Published
I answer truthfully. I don't care if they know who's saying what. What I write is the truth. Heck, one year I wrote so much in the comment box that I had to go back and creatively edit because I exceeded the maximum characters.
What did I write about? The fact that vacations were denied because there isn't enough staff to handle letting one person off, the fact that scrubs are never stocked (and those of us in the OR can't just wear scrubs from home), the fact that there isn't enough positioning equipment and we're stealing from one room to be able to do a case in another, things like that. I am a patient advocate; part of that is advocating for enough staff, equipment, and supplies.
I respond truthfully, but I'm just old and cranky and don't care any more. Plus I'm a good nurse and excellent employee with the yearly performance evaluations and thick file full of patient commendations to back me up. If they want to come after me for speaking the truth, I say BRING IT ON.
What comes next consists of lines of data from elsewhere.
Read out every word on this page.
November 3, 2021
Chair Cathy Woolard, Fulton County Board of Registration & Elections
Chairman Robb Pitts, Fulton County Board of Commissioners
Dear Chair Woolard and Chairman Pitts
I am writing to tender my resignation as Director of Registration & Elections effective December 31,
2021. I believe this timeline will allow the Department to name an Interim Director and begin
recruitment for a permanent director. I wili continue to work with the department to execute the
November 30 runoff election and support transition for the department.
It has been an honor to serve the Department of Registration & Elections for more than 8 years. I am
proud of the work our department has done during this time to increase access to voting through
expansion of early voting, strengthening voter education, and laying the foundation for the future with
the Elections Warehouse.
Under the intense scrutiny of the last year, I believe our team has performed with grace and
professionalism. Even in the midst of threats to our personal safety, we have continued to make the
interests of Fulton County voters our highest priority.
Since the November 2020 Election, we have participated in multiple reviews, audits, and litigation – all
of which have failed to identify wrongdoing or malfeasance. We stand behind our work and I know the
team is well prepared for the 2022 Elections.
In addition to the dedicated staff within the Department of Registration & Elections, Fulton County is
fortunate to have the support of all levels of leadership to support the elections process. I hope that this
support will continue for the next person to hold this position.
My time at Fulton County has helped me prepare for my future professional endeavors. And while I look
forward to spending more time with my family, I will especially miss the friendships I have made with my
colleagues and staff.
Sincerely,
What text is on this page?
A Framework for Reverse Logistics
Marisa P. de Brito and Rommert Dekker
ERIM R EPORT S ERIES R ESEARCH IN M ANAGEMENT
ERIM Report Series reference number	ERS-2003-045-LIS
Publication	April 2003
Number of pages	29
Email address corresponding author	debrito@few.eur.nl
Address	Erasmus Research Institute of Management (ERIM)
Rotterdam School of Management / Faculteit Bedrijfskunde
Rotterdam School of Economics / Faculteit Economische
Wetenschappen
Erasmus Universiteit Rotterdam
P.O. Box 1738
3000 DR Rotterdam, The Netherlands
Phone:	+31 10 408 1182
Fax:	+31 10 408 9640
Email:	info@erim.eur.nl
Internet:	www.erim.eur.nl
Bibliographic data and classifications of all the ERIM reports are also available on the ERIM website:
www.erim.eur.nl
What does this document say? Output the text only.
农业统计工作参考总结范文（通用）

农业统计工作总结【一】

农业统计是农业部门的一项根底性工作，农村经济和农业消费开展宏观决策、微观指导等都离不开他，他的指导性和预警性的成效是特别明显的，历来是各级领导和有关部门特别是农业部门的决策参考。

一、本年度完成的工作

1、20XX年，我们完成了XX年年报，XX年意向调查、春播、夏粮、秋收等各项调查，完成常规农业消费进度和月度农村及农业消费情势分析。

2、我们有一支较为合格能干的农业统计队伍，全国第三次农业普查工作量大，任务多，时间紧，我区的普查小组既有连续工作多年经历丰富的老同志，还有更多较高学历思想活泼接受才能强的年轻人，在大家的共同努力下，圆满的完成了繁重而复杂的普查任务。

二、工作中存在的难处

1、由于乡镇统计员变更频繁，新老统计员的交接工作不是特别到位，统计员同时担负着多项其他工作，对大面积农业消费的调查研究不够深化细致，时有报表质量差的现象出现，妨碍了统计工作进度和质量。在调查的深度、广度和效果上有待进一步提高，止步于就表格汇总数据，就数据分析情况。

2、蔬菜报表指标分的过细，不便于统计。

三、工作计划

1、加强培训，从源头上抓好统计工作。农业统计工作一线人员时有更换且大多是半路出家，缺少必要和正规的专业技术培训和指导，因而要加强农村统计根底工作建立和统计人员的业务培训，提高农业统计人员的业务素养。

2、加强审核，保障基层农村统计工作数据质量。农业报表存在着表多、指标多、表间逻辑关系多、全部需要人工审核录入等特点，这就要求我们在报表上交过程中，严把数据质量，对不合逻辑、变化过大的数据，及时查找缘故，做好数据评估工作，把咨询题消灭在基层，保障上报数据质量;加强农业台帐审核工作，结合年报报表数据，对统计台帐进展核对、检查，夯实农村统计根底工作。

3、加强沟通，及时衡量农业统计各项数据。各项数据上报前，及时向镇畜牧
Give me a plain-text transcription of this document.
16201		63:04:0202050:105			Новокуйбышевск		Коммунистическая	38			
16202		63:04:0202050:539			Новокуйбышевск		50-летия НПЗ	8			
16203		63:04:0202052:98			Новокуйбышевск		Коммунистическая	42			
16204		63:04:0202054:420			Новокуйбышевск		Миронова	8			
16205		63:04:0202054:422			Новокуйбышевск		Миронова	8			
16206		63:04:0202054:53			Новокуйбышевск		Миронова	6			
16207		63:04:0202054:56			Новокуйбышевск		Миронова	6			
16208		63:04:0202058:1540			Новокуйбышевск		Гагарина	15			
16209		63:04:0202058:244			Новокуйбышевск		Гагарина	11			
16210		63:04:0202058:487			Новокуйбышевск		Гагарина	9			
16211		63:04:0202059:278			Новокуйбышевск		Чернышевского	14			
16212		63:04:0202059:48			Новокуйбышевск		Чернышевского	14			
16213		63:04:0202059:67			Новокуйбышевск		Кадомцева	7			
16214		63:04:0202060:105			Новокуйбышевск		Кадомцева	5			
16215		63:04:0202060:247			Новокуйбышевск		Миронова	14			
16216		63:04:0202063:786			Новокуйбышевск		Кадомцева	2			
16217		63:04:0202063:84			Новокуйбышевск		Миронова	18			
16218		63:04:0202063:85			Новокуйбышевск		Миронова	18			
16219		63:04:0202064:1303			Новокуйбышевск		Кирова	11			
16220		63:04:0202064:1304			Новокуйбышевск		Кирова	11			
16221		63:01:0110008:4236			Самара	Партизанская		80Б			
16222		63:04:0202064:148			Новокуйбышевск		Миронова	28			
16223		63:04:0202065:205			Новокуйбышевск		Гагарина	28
I reply truthfully, though I do try to be tactful. If asked, and sometimes even when I'm not asked, I'll tell management exactly what's on my mind, though again, I try to be tactful. I will not say something behind somebody's back that I will not say to their face, including management. It's only when I've given up on a place that I'm no longer willing to put myself out there and engage TPTB.
The user name or employee number is to attibute you to a clinical area so that the correct manger gets the results ro action. I have veen involved in administering a survey like this. Yes If you really want to the comments can be interrogated and the person unveiled but as they are run by an external company it takes so long that it is not worth it unless it is very serious e.g. you are being sexually harassed by a colleague.
The concept is to look at comments and scores as a whole and to take action on them versus individual comments.
BrendaH84, BSN
148 Posts
We receive online surveys from work once or twice a year. We have to login with our user names, but they say they are anonymous.
You can write what you think after each question or choose "agree" "disagree" or "neither agree nor disagree"
Some people feel like management can find out, if they want, who said what, so they always answer positively, others put what they really think.
What do you think? How do you answer work surveys where you login as yourself, truthfully or not?